Personally, I prefer using rehydrated, dried mushrooms for umami, with the liquid they rehydrated in.
Another thing I thought about is sweetness. Onions bring a lot of sweetness to sauces, which you might miss if you leave them out. My own solution would be to taste, and then if I need more sweetness I'd just add a teaspoon of sugar or sirup, or alternatively a spoonful of double cream or butter. Another option is to use other sweet vegetables like peas and carrots in the casserole.
posted by mumimor at 10:12 AM on February 1, 2021


Best answer: While I was writing the above, I was also making "leftover stuff spaghetti" and it turned out insanely delicious. Bake this in the oven with some breadcrumbs on top, and serve with a salad, and you will be a happy person. Though maybe not a skinny person, if you don't work out a lot.

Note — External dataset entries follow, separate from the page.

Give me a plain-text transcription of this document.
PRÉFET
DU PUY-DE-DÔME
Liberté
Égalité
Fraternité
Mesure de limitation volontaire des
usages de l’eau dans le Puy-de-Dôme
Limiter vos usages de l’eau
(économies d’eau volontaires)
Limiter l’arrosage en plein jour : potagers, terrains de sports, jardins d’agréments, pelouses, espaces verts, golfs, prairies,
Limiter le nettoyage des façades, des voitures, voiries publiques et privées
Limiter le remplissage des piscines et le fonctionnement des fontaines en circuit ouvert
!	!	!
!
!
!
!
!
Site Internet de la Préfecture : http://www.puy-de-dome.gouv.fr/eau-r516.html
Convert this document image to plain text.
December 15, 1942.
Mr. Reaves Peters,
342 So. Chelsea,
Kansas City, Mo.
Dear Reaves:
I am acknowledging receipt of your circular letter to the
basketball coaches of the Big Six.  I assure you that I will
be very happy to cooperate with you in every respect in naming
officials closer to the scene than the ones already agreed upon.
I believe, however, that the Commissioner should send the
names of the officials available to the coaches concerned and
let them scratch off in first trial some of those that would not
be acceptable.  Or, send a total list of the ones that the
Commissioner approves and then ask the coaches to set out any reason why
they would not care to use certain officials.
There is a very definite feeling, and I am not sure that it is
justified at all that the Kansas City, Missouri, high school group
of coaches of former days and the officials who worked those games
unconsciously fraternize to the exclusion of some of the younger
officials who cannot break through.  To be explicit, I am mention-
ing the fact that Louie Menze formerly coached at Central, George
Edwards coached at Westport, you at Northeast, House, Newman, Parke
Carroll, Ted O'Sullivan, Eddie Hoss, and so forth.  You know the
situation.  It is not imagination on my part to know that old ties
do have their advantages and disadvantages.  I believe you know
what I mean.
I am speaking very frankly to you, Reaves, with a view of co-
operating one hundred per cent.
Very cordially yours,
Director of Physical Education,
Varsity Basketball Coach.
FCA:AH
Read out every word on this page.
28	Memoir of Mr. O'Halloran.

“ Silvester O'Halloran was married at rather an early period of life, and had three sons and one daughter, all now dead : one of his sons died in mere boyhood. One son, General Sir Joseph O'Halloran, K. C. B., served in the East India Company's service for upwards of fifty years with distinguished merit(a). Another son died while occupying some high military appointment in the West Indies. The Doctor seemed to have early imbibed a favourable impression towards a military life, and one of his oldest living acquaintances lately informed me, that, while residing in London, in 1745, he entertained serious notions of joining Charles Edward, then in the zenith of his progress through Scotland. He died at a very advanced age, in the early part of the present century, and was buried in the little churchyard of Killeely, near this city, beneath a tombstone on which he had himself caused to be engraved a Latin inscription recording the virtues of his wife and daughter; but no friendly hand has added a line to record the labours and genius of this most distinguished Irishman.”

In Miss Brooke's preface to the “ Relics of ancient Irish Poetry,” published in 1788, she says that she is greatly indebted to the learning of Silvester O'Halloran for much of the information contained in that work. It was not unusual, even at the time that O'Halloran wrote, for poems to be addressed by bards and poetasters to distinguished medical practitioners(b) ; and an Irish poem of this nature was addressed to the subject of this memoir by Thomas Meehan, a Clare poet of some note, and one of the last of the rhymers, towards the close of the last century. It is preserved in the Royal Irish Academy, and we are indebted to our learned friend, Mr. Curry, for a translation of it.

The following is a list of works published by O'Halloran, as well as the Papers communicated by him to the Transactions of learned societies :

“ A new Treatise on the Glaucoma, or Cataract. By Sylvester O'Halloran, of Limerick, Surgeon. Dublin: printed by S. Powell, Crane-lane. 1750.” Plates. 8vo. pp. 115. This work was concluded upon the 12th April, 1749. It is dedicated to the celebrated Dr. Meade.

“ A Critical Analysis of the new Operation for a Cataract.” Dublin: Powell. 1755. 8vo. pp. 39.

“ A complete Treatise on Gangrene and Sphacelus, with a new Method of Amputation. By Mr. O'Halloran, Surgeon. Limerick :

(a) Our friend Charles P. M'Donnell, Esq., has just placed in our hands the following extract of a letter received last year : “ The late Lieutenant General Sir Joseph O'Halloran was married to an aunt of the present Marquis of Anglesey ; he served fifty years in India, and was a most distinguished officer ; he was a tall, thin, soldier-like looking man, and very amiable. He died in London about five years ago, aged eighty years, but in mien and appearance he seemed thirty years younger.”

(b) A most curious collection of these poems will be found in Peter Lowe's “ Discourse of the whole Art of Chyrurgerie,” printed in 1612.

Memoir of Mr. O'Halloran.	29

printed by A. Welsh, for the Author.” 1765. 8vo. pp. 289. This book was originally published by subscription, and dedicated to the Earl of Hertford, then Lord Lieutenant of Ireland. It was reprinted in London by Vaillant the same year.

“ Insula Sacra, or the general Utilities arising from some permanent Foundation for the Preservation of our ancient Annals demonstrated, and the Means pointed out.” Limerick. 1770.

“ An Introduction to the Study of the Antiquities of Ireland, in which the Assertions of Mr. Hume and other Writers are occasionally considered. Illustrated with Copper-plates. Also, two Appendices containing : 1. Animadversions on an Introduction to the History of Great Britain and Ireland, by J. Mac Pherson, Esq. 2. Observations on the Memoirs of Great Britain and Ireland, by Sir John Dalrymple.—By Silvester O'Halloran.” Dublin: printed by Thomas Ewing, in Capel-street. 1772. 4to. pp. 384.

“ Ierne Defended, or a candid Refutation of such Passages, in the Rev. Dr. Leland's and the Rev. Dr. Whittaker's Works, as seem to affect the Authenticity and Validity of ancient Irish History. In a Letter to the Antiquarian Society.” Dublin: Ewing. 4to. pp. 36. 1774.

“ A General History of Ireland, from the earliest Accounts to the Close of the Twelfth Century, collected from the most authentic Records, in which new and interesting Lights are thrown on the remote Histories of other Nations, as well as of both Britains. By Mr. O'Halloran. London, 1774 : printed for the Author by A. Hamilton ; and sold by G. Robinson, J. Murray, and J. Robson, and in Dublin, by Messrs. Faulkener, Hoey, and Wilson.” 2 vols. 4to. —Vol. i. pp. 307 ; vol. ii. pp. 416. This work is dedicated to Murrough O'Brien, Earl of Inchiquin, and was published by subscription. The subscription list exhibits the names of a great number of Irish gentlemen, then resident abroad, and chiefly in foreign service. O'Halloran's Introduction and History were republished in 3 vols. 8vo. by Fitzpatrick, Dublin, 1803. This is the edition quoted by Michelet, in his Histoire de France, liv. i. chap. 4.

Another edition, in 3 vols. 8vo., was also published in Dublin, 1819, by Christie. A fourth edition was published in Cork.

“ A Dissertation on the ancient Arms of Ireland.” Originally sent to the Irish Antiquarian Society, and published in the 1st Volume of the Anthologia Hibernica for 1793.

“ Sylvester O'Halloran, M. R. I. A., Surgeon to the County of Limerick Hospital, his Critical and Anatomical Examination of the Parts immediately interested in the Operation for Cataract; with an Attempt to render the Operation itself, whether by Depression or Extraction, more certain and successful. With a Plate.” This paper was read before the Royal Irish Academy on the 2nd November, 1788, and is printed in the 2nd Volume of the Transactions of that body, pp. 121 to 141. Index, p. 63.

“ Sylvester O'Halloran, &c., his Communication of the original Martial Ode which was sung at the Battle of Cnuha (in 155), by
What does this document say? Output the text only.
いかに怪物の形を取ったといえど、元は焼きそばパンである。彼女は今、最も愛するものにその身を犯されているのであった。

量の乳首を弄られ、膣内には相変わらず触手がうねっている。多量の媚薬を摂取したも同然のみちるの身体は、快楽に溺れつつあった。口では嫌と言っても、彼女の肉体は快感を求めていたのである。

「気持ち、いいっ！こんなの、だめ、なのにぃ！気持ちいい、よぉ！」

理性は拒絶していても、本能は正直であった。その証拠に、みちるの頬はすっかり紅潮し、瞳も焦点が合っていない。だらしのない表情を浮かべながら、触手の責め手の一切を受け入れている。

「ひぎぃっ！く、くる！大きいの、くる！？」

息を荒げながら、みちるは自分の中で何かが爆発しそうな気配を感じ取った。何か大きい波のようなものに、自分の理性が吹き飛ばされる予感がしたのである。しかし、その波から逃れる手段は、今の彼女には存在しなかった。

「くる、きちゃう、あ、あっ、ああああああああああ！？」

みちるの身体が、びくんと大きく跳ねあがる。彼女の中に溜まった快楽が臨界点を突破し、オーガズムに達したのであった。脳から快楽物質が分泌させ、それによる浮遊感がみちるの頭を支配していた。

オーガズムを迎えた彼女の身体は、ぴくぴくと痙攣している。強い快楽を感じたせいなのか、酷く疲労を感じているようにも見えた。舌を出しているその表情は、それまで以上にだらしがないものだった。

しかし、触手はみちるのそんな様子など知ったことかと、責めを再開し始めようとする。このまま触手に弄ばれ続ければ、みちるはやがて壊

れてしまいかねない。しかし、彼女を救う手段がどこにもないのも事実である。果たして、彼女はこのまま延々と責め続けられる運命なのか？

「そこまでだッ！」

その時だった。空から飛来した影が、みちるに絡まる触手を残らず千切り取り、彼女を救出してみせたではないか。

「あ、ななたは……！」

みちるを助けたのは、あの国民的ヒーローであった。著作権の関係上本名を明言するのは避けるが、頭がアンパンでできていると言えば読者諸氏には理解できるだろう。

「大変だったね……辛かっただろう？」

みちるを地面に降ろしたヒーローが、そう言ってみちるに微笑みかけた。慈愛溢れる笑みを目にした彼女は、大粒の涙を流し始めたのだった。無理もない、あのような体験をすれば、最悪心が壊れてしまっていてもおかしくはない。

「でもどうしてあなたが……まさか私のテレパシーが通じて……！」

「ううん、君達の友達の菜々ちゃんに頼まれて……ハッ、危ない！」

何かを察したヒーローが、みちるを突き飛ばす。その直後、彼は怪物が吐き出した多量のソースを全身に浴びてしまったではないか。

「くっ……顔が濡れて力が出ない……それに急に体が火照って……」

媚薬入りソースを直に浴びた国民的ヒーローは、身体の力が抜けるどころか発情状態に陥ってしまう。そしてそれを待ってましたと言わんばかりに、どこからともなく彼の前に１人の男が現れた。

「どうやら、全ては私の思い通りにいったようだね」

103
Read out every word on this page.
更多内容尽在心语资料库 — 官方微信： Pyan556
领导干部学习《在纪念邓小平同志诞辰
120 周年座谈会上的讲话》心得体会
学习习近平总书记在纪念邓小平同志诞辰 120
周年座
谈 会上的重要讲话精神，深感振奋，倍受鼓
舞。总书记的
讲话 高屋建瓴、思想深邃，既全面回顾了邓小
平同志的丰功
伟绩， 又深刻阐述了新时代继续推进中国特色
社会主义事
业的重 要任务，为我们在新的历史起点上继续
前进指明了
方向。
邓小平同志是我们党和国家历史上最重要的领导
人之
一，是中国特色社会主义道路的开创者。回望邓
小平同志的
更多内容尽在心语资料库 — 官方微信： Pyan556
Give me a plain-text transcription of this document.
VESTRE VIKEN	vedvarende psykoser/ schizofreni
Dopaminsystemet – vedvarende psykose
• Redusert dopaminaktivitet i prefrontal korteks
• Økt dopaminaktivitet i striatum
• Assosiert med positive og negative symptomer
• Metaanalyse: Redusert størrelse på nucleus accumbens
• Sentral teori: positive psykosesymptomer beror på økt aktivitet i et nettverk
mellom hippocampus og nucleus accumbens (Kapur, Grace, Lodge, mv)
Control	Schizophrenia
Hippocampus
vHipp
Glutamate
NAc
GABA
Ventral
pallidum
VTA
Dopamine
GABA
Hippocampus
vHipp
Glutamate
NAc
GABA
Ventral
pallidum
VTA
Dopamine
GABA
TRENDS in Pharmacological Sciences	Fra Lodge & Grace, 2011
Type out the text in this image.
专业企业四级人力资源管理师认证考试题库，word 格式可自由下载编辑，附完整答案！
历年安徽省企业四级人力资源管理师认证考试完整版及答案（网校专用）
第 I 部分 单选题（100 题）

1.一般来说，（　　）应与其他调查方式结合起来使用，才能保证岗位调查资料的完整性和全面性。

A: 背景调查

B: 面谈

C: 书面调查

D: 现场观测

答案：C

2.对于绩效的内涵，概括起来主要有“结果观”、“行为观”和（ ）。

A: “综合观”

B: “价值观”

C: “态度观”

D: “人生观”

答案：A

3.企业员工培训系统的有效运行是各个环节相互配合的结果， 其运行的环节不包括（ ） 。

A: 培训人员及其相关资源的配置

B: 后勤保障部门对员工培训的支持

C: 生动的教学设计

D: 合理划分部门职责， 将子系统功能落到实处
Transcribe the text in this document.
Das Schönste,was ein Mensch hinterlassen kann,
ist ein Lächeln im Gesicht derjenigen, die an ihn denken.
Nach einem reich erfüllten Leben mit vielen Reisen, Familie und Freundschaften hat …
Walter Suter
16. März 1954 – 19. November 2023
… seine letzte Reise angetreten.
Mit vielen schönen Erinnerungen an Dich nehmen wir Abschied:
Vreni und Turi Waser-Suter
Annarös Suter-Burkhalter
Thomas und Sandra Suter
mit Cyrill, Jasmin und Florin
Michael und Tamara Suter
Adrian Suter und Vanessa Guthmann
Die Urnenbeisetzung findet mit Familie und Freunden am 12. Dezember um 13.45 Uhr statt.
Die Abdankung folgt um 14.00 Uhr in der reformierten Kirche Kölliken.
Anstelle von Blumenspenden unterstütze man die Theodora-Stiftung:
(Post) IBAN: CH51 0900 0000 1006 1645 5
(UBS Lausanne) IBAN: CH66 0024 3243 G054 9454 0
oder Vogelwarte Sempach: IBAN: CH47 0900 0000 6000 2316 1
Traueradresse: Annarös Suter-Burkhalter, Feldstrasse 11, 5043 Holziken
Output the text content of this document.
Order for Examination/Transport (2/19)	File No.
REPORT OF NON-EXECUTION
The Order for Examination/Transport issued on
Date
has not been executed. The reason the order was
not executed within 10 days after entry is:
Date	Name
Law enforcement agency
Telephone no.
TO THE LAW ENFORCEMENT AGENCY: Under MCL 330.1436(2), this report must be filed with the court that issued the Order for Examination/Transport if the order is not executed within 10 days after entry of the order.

I had a bit of cream, maybe two tbs of gorgonzola, some parmigiano reggiano, that I put altogether in a saucer at low heat. Meanwhile, I started a pot of water for cooking the pasta with plenty of salt. When the pasta was al dente, I added some butter and pepper to the sauce, and when the butter was completely immersed, I added some pasta water and the pasta to the sauce, and then stirred until the sauce was thick and coated every strand of spaghetti completely. Then I sat down and ate and felt I was in pasta heaven, and that this could easily become a glorious casserole. You could add dices of ham. Or cauliflower florets. Definitely eggs turned into the mix before baking. Shreds of kale would work well too.